Nina Simone: I Loves You Porgy (1962)
People can rightfully argue over the racial politics of Gershwin’s musical Porgy and Bess but I’ll just put this out there: whatever “I Loves You Porgy” was meant to convey to Broadway audiences, once Nina Simone got her hands on it, it has, for me, become one of the most devastating performances of love and terror I’ve ever heard performed. The lyrics – “I loves you Porgy, don’t let him take him, don’t let him put his hands on me” – are about the relationship between Bess and her pimp, Crown but I inevitably always read an underlying reference back to slavery as well. Either way, this song, in Simone’s hands, is unspeakably affecting in the same way I get around Billie Holiday performing “Strange Fruit” or Coltrane blowing the opening lines to “Alabama.”
I had never seen this live version before (thanks to the Clutterer) and while I still like her original recorded version the best, just seeing Simone, so young and vibrant, is a blessing unto itself. Ella Fitzgerald, for many years, has been my favorite female vocalist (not to mention my daughter’s namesake) but as I get older, I find a poignancy in Simone’s career and character that resonates as richly as her voice.
By the way, not like I’m not the billionth person to say this but YouTube is simply incredible.

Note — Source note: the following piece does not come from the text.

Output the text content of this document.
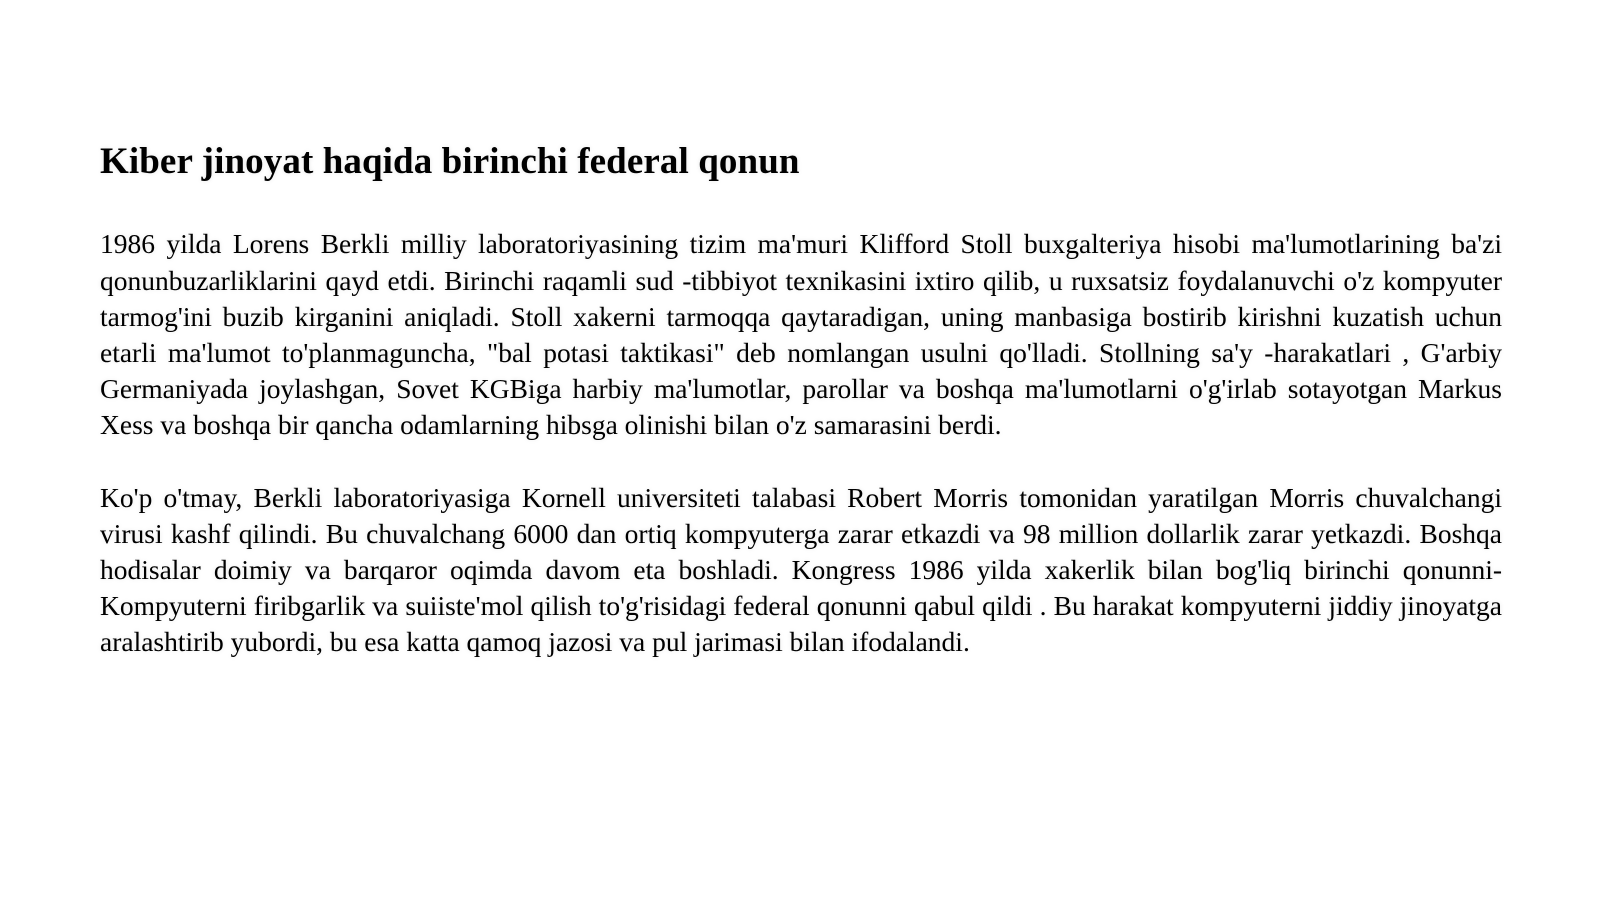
Kiber jinoyat haqida birinchi federal qonun

1986 yilda Lorens Berkli milliy laboratoriyasining tizim ma'muri Klifford Stoll buxgalteriya hisobi ma'lumotlarining ba'zi qonunbuzarliklarini qayd etdi. Birinchi raqamli sud -tibbiyot texnikasini ixtiro qilib, u ruxsatsiz foydalanuvchi o'z kompyuter tarmog'ini buzib kirganini aniqladi. Stoll xakerni tarmoqqa qaytaradigan, uning manbasiga bostirib kirishni kuzatish uchun etarli ma'lumot to'planmaguncha, "bal potasi taktikasi" deb nomlangan usulni qo'lladi. Stollning sa'y -harakatlari , G'arbiy Germaniyada joylashgan, Sovet KGBiga harbiy ma'lumotlar, parollar va boshqa ma'lumotlarni o'g'irlab sotayotgan Markus Xess va boshqa bir qancha odamlarning hibsga olinishi bilan o'z samarasini berdi.

Ko'p o'tmay, Berkli laboratoriyasiga Kornell universiteti talabasi Robert Morris tomonidan yaratilgan Morris chuvalchangi virusi kashf qilindi. Bu chuvalchang 6000 dan ortiq kompyuterga zarar etkazdi va 98 million dollarlik zarar yetkazdi. Boshqa hodisalar doimiy va barqaror oqimda davom eta boshladi. Kongress 1986 yilda xakerlik bilan bog'liq birinchi qonunni-Kompyuterni firibgarlik va suiiste'mol qilish to'g'risidagi federal qonunni qabul qildi . Bu harakat kompyuterni jiddiy jinoyatga aralashtirib yubordi, bu esa katta qamoq jazosi va pul jarimasi bilan ifodalandi.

I don’t want to make light of the copyright controversies that plague the site (more so now that Google money has made it even more attractive for the litigious) but in terms of as a resource for finding these miracles of cultural moments formerly lost to the dustbin of history, it’s really been one of the most amazing resources I’ve seen. I think now that we’ve crossed this threshold, we’re never going back: even if YouTube gets shut down, there will almost certainly be others to take their place (just look at what happened post-Napster and Audiogalaxy…assuming you have a memory that goes back far enough to actually remember Napster and Audiogalaxy).